Sunday, December 12, 2010

Quaker Business

I just shoved Carol's mailing address across the table to Betsey. She's passing it back to Western Friend.

Quakers were in my thoughts earlier today
, on an archived discussion list. I've been working with Marty, Tim and, by extension, the Yearly Meeting on matters of data base design. I'd call it "membership tracking" (a well known genre, with many templates available), except "member" has a specific meaning in the Friendly namespace, and our database tracks others besides them.

I go back to those anthropological concepts of "nuclear family" and "molecular family", suggesting a variety. The database fields also encode wishes upon death. Keep the Flickr Photostream alive? How about Facebook? Blogs? These might be family decisions, and yet some might wish to record their preferences in the meeting's electronic records.
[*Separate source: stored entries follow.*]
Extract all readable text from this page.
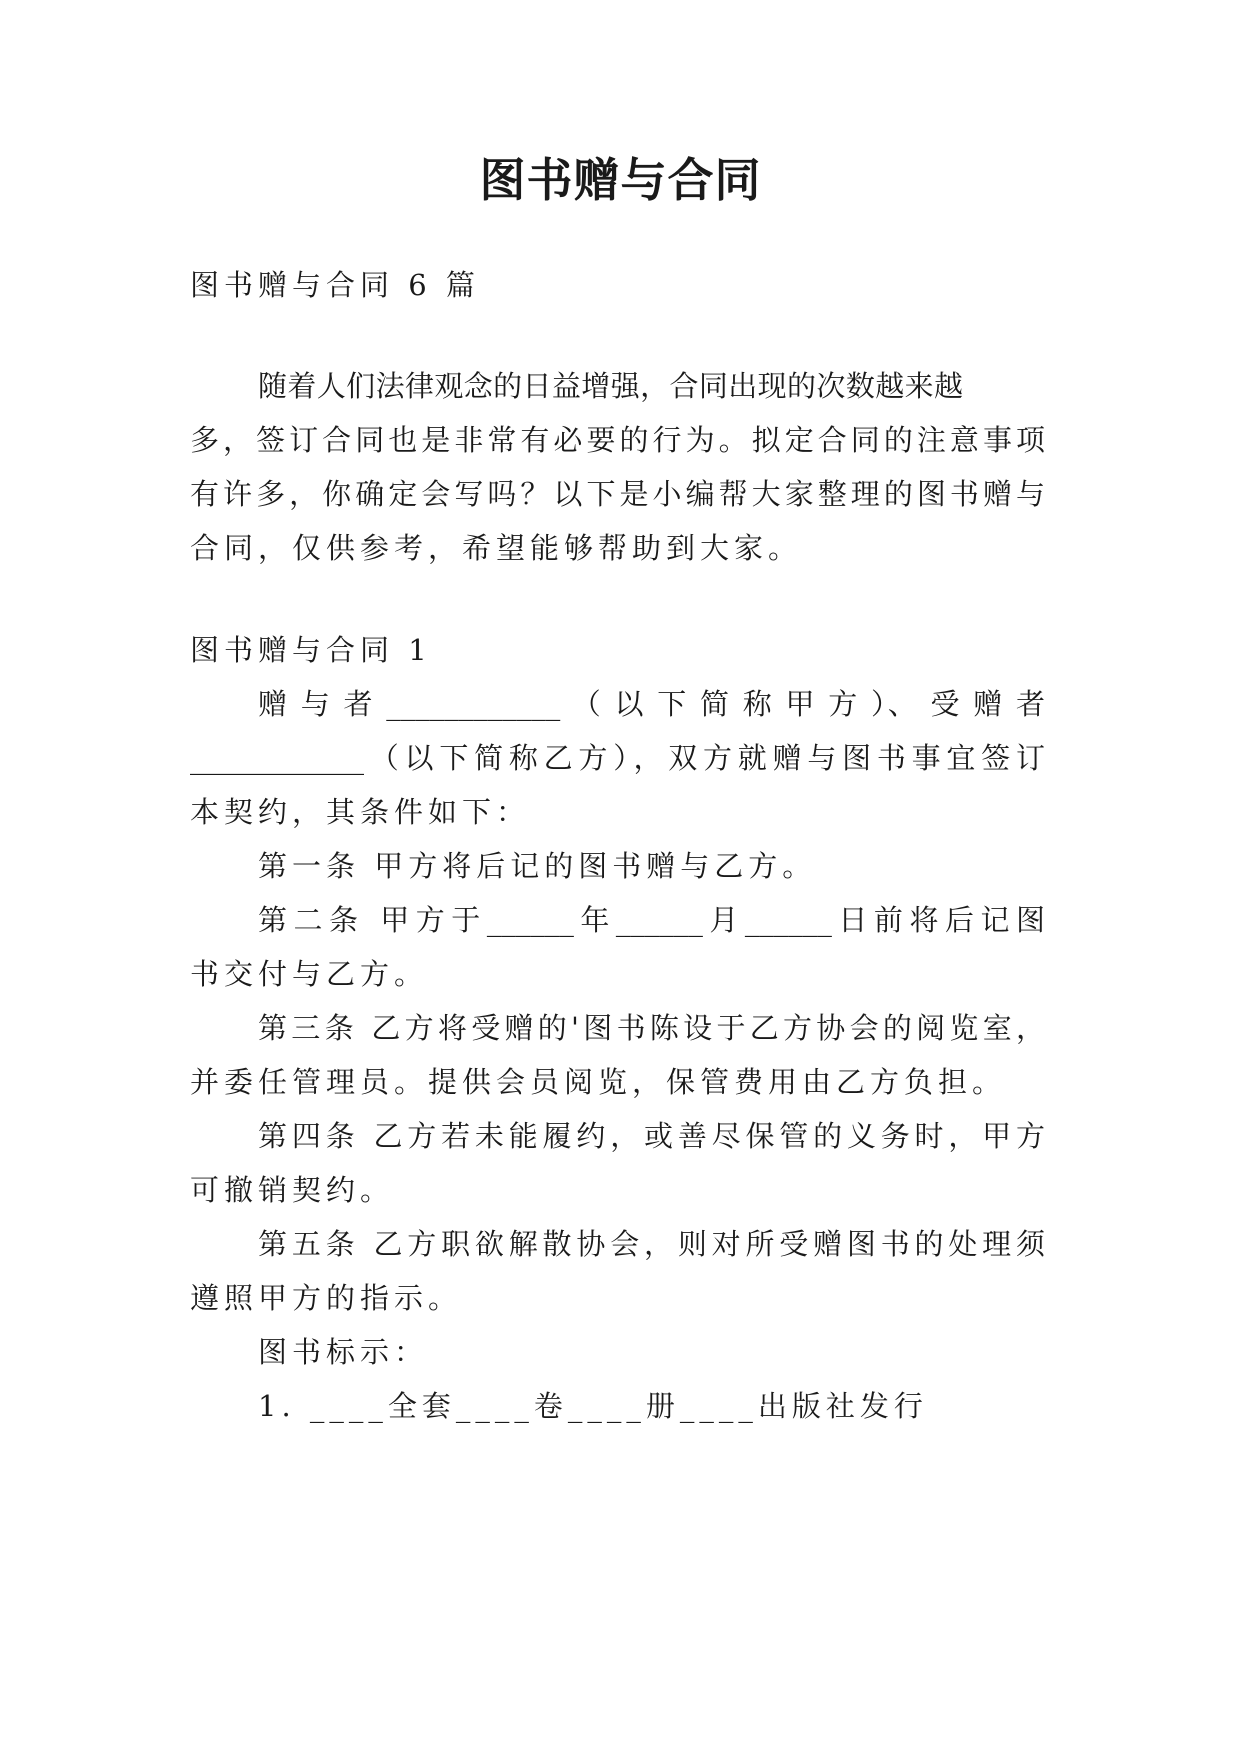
图书赠与合同
图书赠与合同 6 篇
随着人们法律观念的日益增强，合同出现的次数越来越
多，签订合同也是非常有必要的行为。拟定合同的注意事项
有许多，你确定会写吗？以下是小编帮大家整理的图书赠与
合同，仅供参考，希望能够帮助到大家。
图书赠与合同 1
赠 与 者 ____________ （ 以 下 简 称 甲 方 ）、 受 赠 者
____________（以下简称乙方），双方就赠与图书事宜签订
本契约，其条件如下：
第一条 甲方将后记的图书赠与乙方。
第二条 甲方于______年______月______日前将后记图
书交付与乙方。
第三条 乙方将受赠的'图书陈设于乙方协会的阅览室，
并委任管理员。提供会员阅览，保管费用由乙方负担。
第四条 乙方若未能履约，或善尽保管的义务时，甲方
可撤销契约。
第五条 乙方职欲解散协会，则对所受赠图书的处理须
遵照甲方的指示。
图书标示：
1. ____全套____卷____册____出版社发行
A blog is a lot like a Quaker journal -- some treat these concepts quasi-synonymously.

An Overseers or Oversight Meeting is a fairly confidential process. In the theory of operating system design (thinking of Unix or one of those), a "process" is a pretty well defined notion.

Cross-pollination twixt Quakers and geeks is not an especially surprising development. Any memologist (memeticist) -- a student of memes and their propagation and association (into "memeplexes"?) -- could have predicted this outcome. Hari Seldon maybe (a fictional character).

We have a couple memberships up for consideration. The process here is for Oversight to accept a letter from an individual requesting this status, upon which a Clearness Committee may be formed for meeting with that individual.

If membership is recommended, then Oversight brings the matter before the Monthly Business Meeting for seasoning. Final approval, if obtained, will be minuted a month later by this same Business Meeting. Those with doubts or concerns may in the meantime communicate these to Oversight (not the Clearness Committee, which dissolves upon submitting a recommendation).

Some of us may be heading to Nicaragua next year. This place isn't labeled on all of our maps, but on many of them it is. Most of us are geographically literate enough to place most nations, given a jigsaw puzzle challenge (might be of wood, a present under the Christmas tree). I even know where Bhutan goes, and Lesotho, and Lithuania, and Borneo (all places I've been).

We do tend to talk about death and dying a lot, in these Oversight Meetings. Perhaps not surprisingly, we're somewhat older adults. As in most subcultures, it tends to fall to the elders to grapple with these equations. Younger people pull some weight though (we speak of "weighty friends"). Death is a phenomenon for all ages. We are holding Tina's family in the light. Thank you for your friendship, Peter Saint James, and letting me read your book.

I mentioned caskets were available from the Costco website, suggested we might stock up in the basement. Betsey recommended cremation. You can get urns from there too.